Homeland Security Secretary Kristi Noem said in a post on the social platform X that, at Trump’s direction, she is ordering the United States Citizenship and Immigration Services to pause the program, the Associated Press reported.
“This heinous individual should never have been allowed in our country,” she said of the suspect, Portuguese national Claudio Neves Valente.
Neves Valente, 48, is suspected in the shootings at Brown University that killed two students and wounded nine others, and the killing of an MIT professor. He was found dead Thursday evening from a self-inflicted gunshot wound, officials said.
Neves Valente had studied at Brown on a student visa beginning in 2000, according to an affidavit from a Providence police detective. In 2017, he was issued a diversity immigrant visa and months later obtained legal permanent residence status, according to the affidavit. It was not immediately clear where he was between taking a leave of absence from the school in 2001 and getting the visa in 2017.
The diversity visa program makes up to 50,000 green cards available each year by lottery to people from countries that are little represented in the U.S., many of them in Africa. The lottery was created by Congress, and the move is almost certain to invite legal challenges.
Nearly 20 million people applied for the 2025 visa lottery, with more than 131,000 selected when including spouses with the winners. After winning, they must undergo vetting to win admission to the United States. Portuguese citizens won only 38 slots.
Lottery winners are invited to apply for a green card. They are interviewed at consulates and subject to the same requirements and vetting as other green-card applicants.
Trump has long opposed the diversity visa lottery. Noem’s announcement is the latest example of using tragedy to advance immigration policy goals.
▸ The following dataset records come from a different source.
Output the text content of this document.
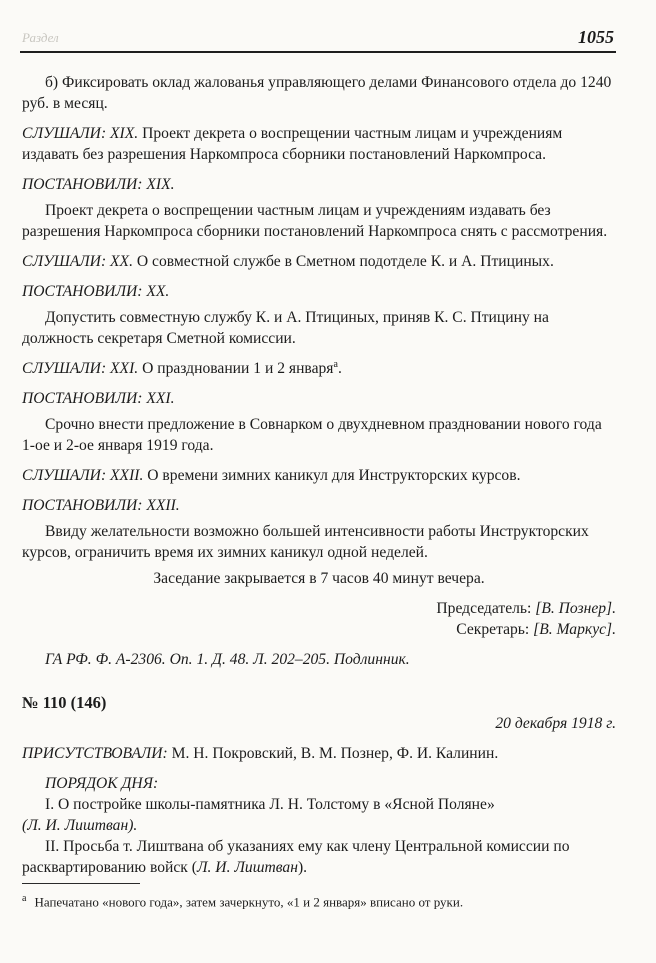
Раздел	1055

б) Фиксировать оклад жалованья управляющего делами Финансового отдела до 1240 руб. в месяц.

СЛУШАЛИ: XIX. Проект декрета о воспрещении частным лицам и учреждениям издавать без разрешения Наркомпроса сборники постановлений Наркомпроса.

ПОСТАНОВИЛИ: XIX.

Проект декрета о воспрещении частным лицам и учреждениям издавать без разрешения Наркомпроса сборники постановлений Наркомпроса снять с рассмотрения.

СЛУШАЛИ: XX. О совместной службе в Сметном подотделе К. и А. Птициных.

ПОСТАНОВИЛИ: XX.

Допустить совместную службу К. и А. Птициных, приняв К. С. Птицину на должность секретаря Сметной комиссии.

СЛУШАЛИ: XXI. О праздновании 1 и 2 января$^а$.

ПОСТАНОВИЛИ: XXI.

Срочно внести предложение в Совнарком о двухдневном праздновании нового года 1-ое и 2-ое января 1919 года.

СЛУШАЛИ: XXII. О времени зимних каникул для Инструкторских курсов.

ПОСТАНОВИЛИ: XXII.

Ввиду желательности возможно большей интенсивности работы Инструкторских курсов, ограничить время их зимних каникул одной неделей.

Заседание закрывается в 7 часов 40 минут вечера.

Председатель: [В. Познер].

Секретарь: [В. Маркус].

ГА РФ. Ф. А-2306. Оп. 1. Д. 48. Л. 202–205. Подлинник.

№ 110 (146)

20 декабря 1918 г.

ПРИСУТСТВОВАЛИ: М. Н. Покровский, В. М. Познер, Ф. И. Калинин.

ПОРЯДОК ДНЯ:

I. О постройке школы-памятника Л. Н. Толстому в «Ясной Поляне»

(Л. И. Лиштван).

II. Просьба т. Лиштвана об указаниях ему как члену Центральной комиссии по расквартированию войск (Л. И. Лиштван).

$^а$ Напечатано «нового года», затем зачеркнуто, «1 и 2 января» вписано от руки.
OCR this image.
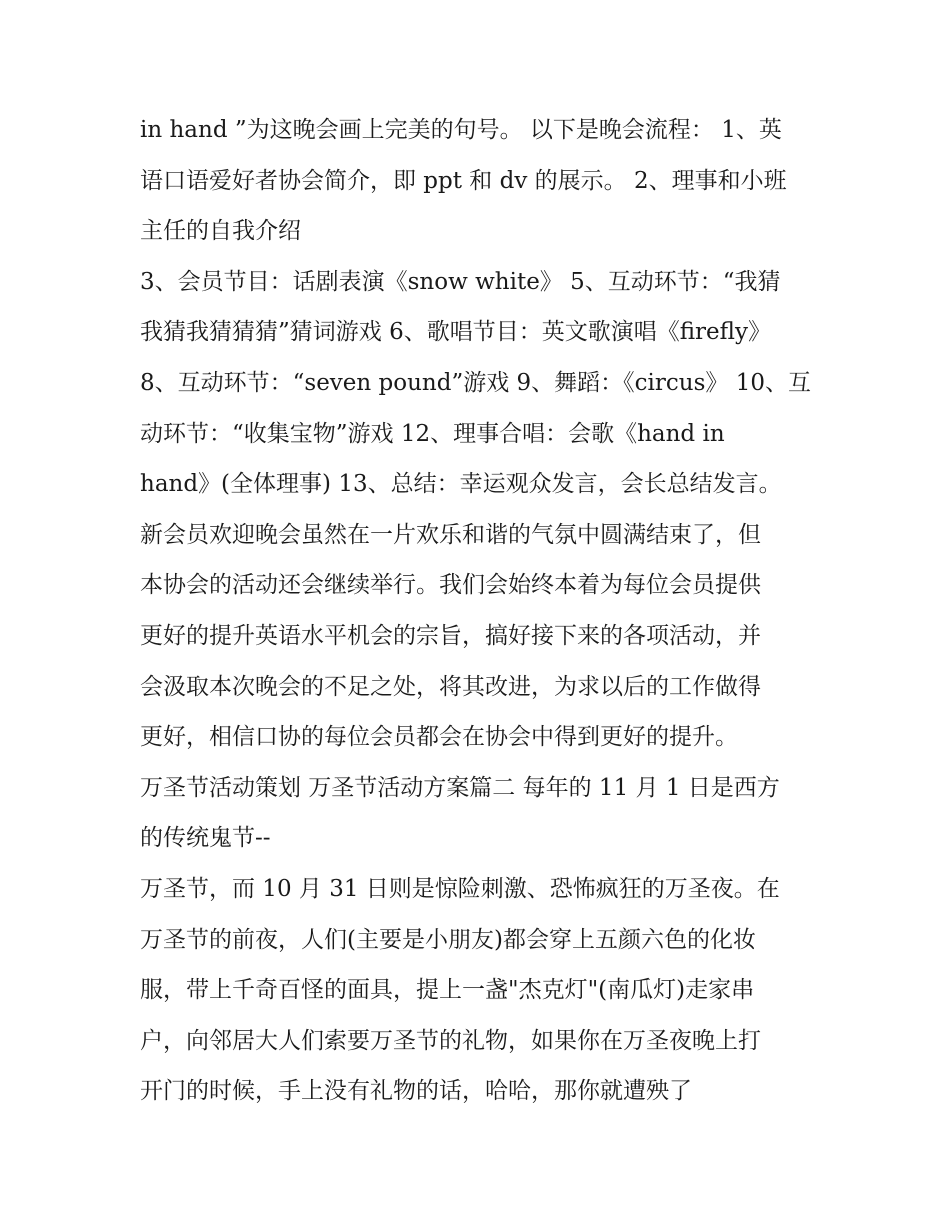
in hand ”为这晚会画上完美的句号。 以下是晚会流程： 1、英
语口语爱好者协会简介，即 ppt 和 dv 的展示。 2、理事和小班
主任的自我介绍
3、会员节目：话剧表演《snow white》 5、互动环节：“我猜
我猜我猜猜猜”猜词游戏 6、歌唱节目：英文歌演唱《firefly》
8、互动环节：“seven pound”游戏 9、舞蹈：《circus》 10、互
动环节：“收集宝物”游戏 12、理事合唱：会歌《hand in
hand》(全体理事) 13、总结：幸运观众发言，会长总结发言。
新会员欢迎晚会虽然在一片欢乐和谐的气氛中圆满结束了，但
本协会的活动还会继续举行。我们会始终本着为每位会员提供
更好的提升英语水平机会的宗旨，搞好接下来的各项活动，并
会汲取本次晚会的不足之处，将其改进，为求以后的工作做得
更好，相信口协的每位会员都会在协会中得到更好的提升。
万圣节活动策划 万圣节活动方案篇二 每年的 11 月 1 日是西方
的传统鬼节--
万圣节，而 10 月 31 日则是惊险刺激、恐怖疯狂的万圣夜。在
万圣节的前夜，人们(主要是小朋友)都会穿上五颜六色的化妆
服，带上千奇百怪的面具，提上一盏"杰克灯"(南瓜灯)走家串
户，向邻居大人们索要万圣节的礼物，如果你在万圣夜晚上打
开门的时候，手上没有礼物的话，哈哈，那你就遭殃了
After an Afghan man was identified as the gunman in a fatal attack on National Guard members in November, Trump’s administration imposed sweeping rules against immigration from Afghanistan and other counties.
While pursuing mass deportation, Trump has sought to limit or eliminate avenues to legal immigration. He has not been deterred if they are enshrined in law, like the diversity visa lottery, or the Constitution, as with a right to citizenship for anyone born on U.S. soil. The Supreme Court recently agreed to hear his challenge to birthright citizenship.